Much depends, he says, on whether record labels win their appeal of a potentially precedent-setting April decision by a US federal judge who ruled Grokster and other file-swapping networks were not liable for what their downloaders are doing.
"The opinion is that they will probably win that. If they do win that, then obviously they can start encroaching on file sharing networks," he said.
Music copyright lawsuits are also flaring around Asia. Taiwan's music industry has taken legal action against two Taiwanese sites -- www.kuro.com.tw, which has about 500,000 subscribers, and www.ezpeer.com with 300,000 members.
South Korean free music site www.soribada.com, which counts 6 million members and gets about 1.5 million hits a day, is also being sued. A court told Soribada to shut its server in February but it switched to new servers and is open.
"Record companies all over the world are struggling with this," said Terence Phung, managing director of Sony Music Entertainment Singapore Pte Ltd. "It is hurting all of us. There is no solution available to stop this. It is a huge problem."

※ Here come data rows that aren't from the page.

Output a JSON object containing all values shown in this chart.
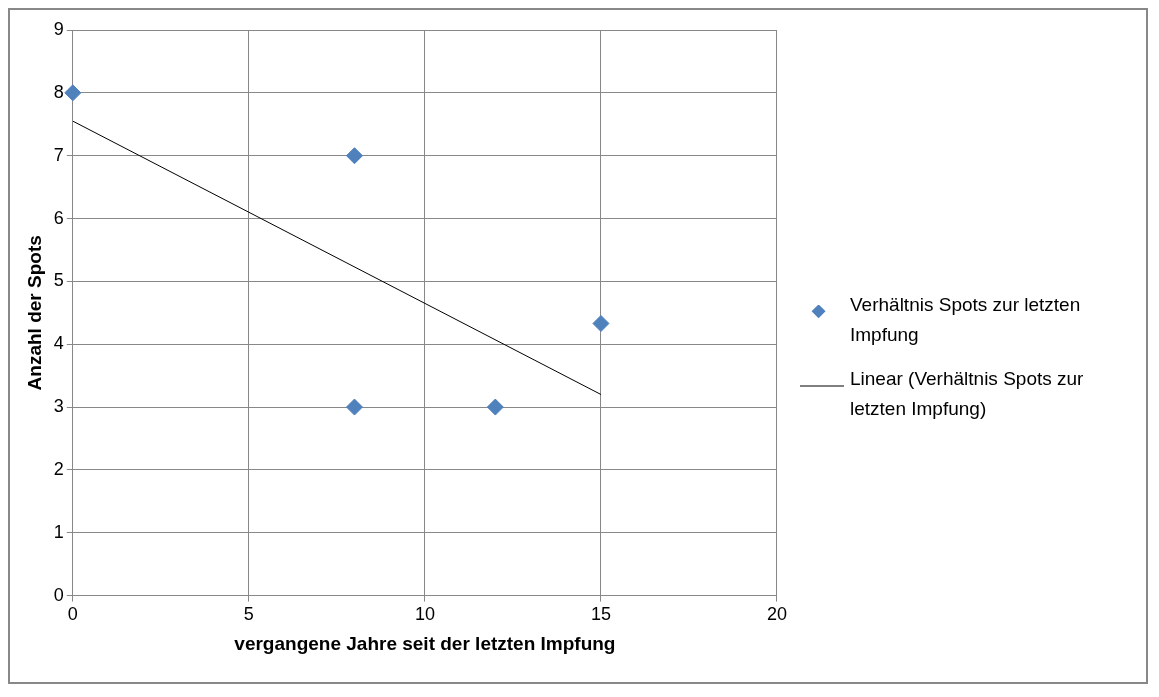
{
  "chart_data": {
    "type": "scatter",
    "xlabel": "vergangene Jahre seit der letzten Impfung",
    "ylabel": "Anzahl der Spots",
    "xlim": [
      0,
      20
    ],
    "xticks": [
      0,
      5,
      10,
      15,
      20
    ],
    "ylim": [
      0,
      9
    ],
    "yticks": [
      0,
      1,
      2,
      3,
      4,
      5,
      6,
      7,
      8,
      9
    ],
    "grid": true,
    "legend": "right",
    "series": [
      {
        "name": "Verhältnis Spots zur letzten Impfung",
        "type": "scatter",
        "color": "#4f81bd",
        "marker": "diamond",
        "x": [
          0,
          8,
          8,
          12,
          15
        ],
        "values": [
          8,
          7,
          3,
          3,
          4.33
        ]
      },
      {
        "name": "Linear (Verhältnis Spots zur letzten Impfung)",
        "type": "line",
        "color": "#000000",
        "marker": "none",
        "line_style": "solid",
        "x": [
          0,
          15
        ],
        "values": [
          7.55,
          3.2
        ]
      }
    ]
  }
}
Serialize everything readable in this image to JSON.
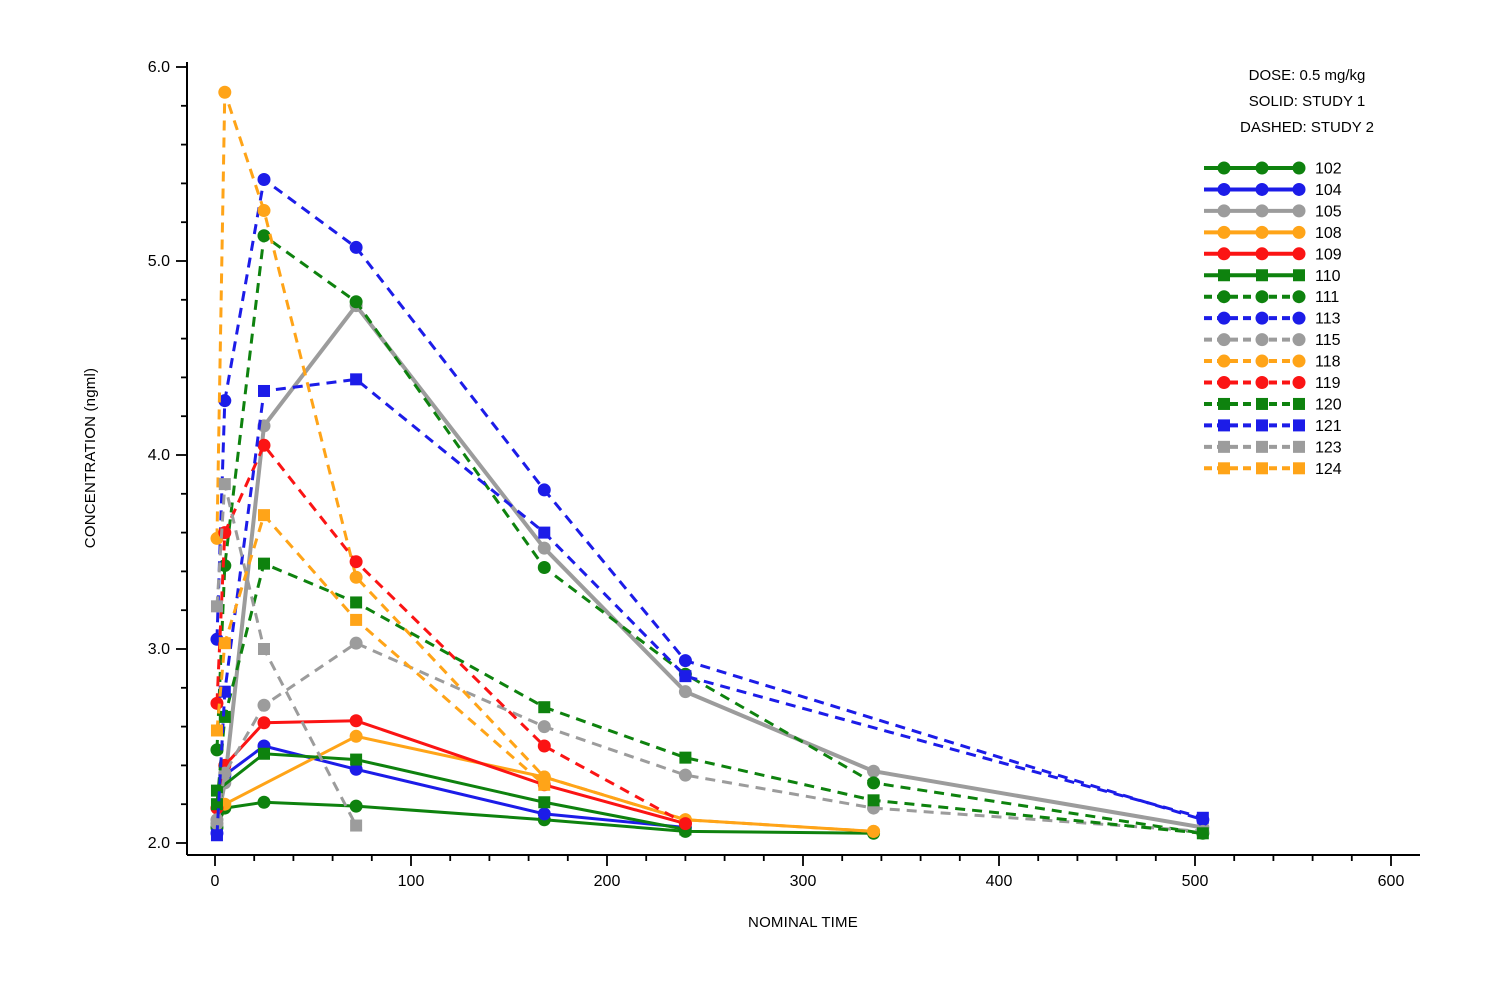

Although copyright infringement is a crime in Singapore, a 2001 government survey showed 500,000 of its four million people used the Web to download music. Internet service providers are sending letters to downloaders of pirated music on behalf of the recording industry but they do not initiate legal action.
"We encourage our customers to feed back to us on these allegations by the copyright owners. We will then advise the copyright owners accordingly," said Mervin Wang, a spokesman at Pacific Internet Ltd, a Singapore Web service provider.
Sarronwala says the opening of Apple Computer's iTunes Music Store this year was a turning point, spurring labels into releasing quality music online. Though he doubts piracy will vanish he reckons legal online music can thrive alongside it.
As sales fall across the industry, Soundbuzz went profitable on a quarterly basis this year after growing revenues for the past four years, said Sarronwala.
Swee Wong, senior vice president at BMG International based in Sydney, said the appetite for legal music downloads in South Korea and Taiwan was growing.
"They are ahead of the game," he said. "But it's not happening as fast as I would like.
"China remains the wild west," he adds. But even if just 10 percent of China's sales are legitimate, that is still a huge market, he said. "The potential market in one city could be as big as or bigger than Hong Kong or Singapore."